Engineering

Understanding the Effects of Sunscreen on Coral

Understanding the Effects of Sunscreen on Coral

The world’s coral reefs are in trouble, and chemicals found in sunscreen are contributing to the situation. The problem appears to be formidable when seen numerically: Each year, 14,000 tons of sunscreen are thought to wash into the oceans; 82,000 chemicals from personal-care items may be contaminating the seas; and 80 percent of Caribbean corals have been destroyed in the previous 50 years owing to pollution, coastal development, and warmer waters.

Researchers have discovered how oxybenzone, a common sunscreen component, harms corals. The unexpected discoveries may aid in the development and marketing of effective, coral-safe sunscreens.

You can fall madly in love with something. That is one way to interpret a new Stanford University study that demonstrates how a common component of many sunscreens worn by coral reef tourists may expedite the extinction of these vulnerable ecosystems. The unexpected findings, reported in Science on May 6, could aid in the development and marketing of effective, coral-safe sunscreens.

“It would be a tragic irony if ecotourism aimed at conserving coral reefs was actually increasing their loss,” said Djordje Vuckovic, a Ph.D. student in civil and environmental engineering. “My aim is that our research will pave the road for the development of coral-safe sunscreens.”

It would be a tragic irony if ecotourism aimed at conserving coral reefs was actually increasing their loss. My aim is that our research will pave the road for the development of coral-safe sunscreens.

Djordje Vuckovic

According to the National Park Service, up to 6,000 tons of sunscreen – the weight of 50 blue whales – wash across U.S. reef regions each year. For some years, scientists have known that oxybenzone, an organic chemical contained in many sunscreens, might harm corals. As a result, sunscreens containing this molecule have been banned in the United States Virgin Islands and Hawaii, the island nation of Palau, and Bonaire, a Dutch island municipality, among other places.

Djordje Vuckovic

However, the mechanisms through which oxybenzone causes harm are largely unknown, making it difficult to confirm that sunscreen ingredients recommended as substitutes are genuinely safer for corals.

William Mitch, a professor of civil and environmental engineering at Stanford, became interested in the issue several years ago when he heard about Hawaii’s then-pending ban. With funding from the Stanford Woods Institute for the Environment, he and John Pringle, a professor of genetics in the Stanford School of Medicine, began work to characterize the chemical and biological mechanisms by which oxybenzone harms corals.

Understanding how sunscreens damage coral

Protection for humans, damage for corals

Mitch, Pringle, Vuckovic, and other Stanford researchers used anemones as surrogates for corals, which are more difficult to experiment with, as well as mushroom corals, in their latest study. The anemones died after being exposed to oxybenzone in artificial seawater under simulated sunlight for 17 days, whereas anemones subjected to oxybenzone in the absence of simulated sunlight survived.

“It was strange to discover that oxybenzone rendered sunlight hazardous to corals, which is the contrary of what it is supposed to accomplish,” Mitch added. “Because the chemical absorbs light well within the waveband we studied, it’s widely used in sunscreens.”

Following absorption of UV light, oxybenzone is meant to release the light energy as heat, so preventing sunburn. However, when exposed to sunlight, anemones and corals metabolized oxybenzone in such a way that the resulting compound generated harmful radicals.

Aside from this weakness, the researchers discovered evidence for a coral defense mechanism. Symbiotic algae in corals appeared to protect their hosts by sequestering the toxins produced by corals from oxybenzone.

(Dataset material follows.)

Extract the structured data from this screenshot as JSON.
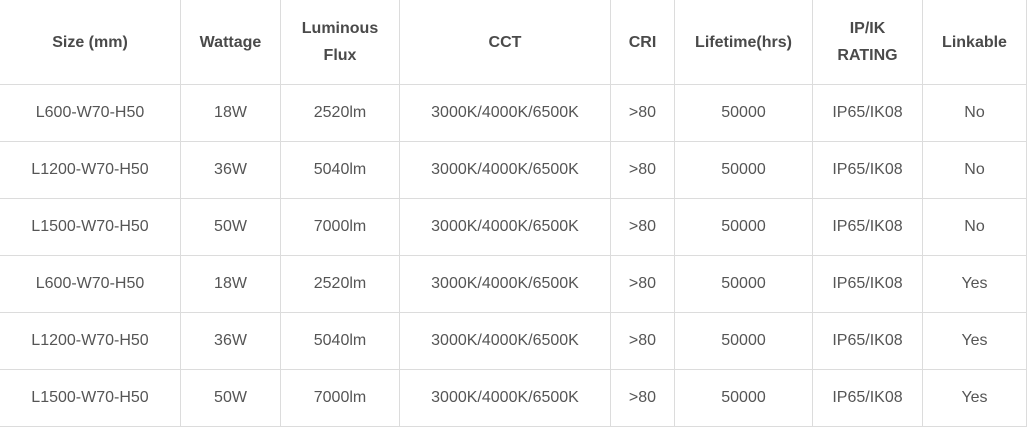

As ocean waters warm, stressed corals expel their algae partners, exposing bone-white coral skeletons. Thus, in addition to being more vulnerable to disease and environmental shocks, such “bleached” corals would be more vulnerable to the depredations of oxybenzone without their algae to protect them.

Ensuring sunscreens are safe for corals and other marine species

The researchers caution that oxybenzone may not be the only sunscreen component to be concerned about. The same metabolic processes that appear to transform oxybenzone into a strong toxin for corals may also do so with other common sunscreen chemicals, many of which have similar chemical structures and hence may generate similar phototoxic metabolites.

Many coral-safe sunscreens are made from metals like zinc and titanium, rather than chemical components like oxybenzone. Although these sunscreens work in fundamentally different ways, it is unclear whether they are genuinely safer for corals, according to the researchers, who aim to examine further.

“In environmental research, like in medicine, a thorough grasp of underlying systems should provide the greatest direction for the creation of practical solutions,” Pringle added. “Our work also demonstrates the huge impact of cooperation among scientists with quite different backgrounds and experience,” Mitch remarked.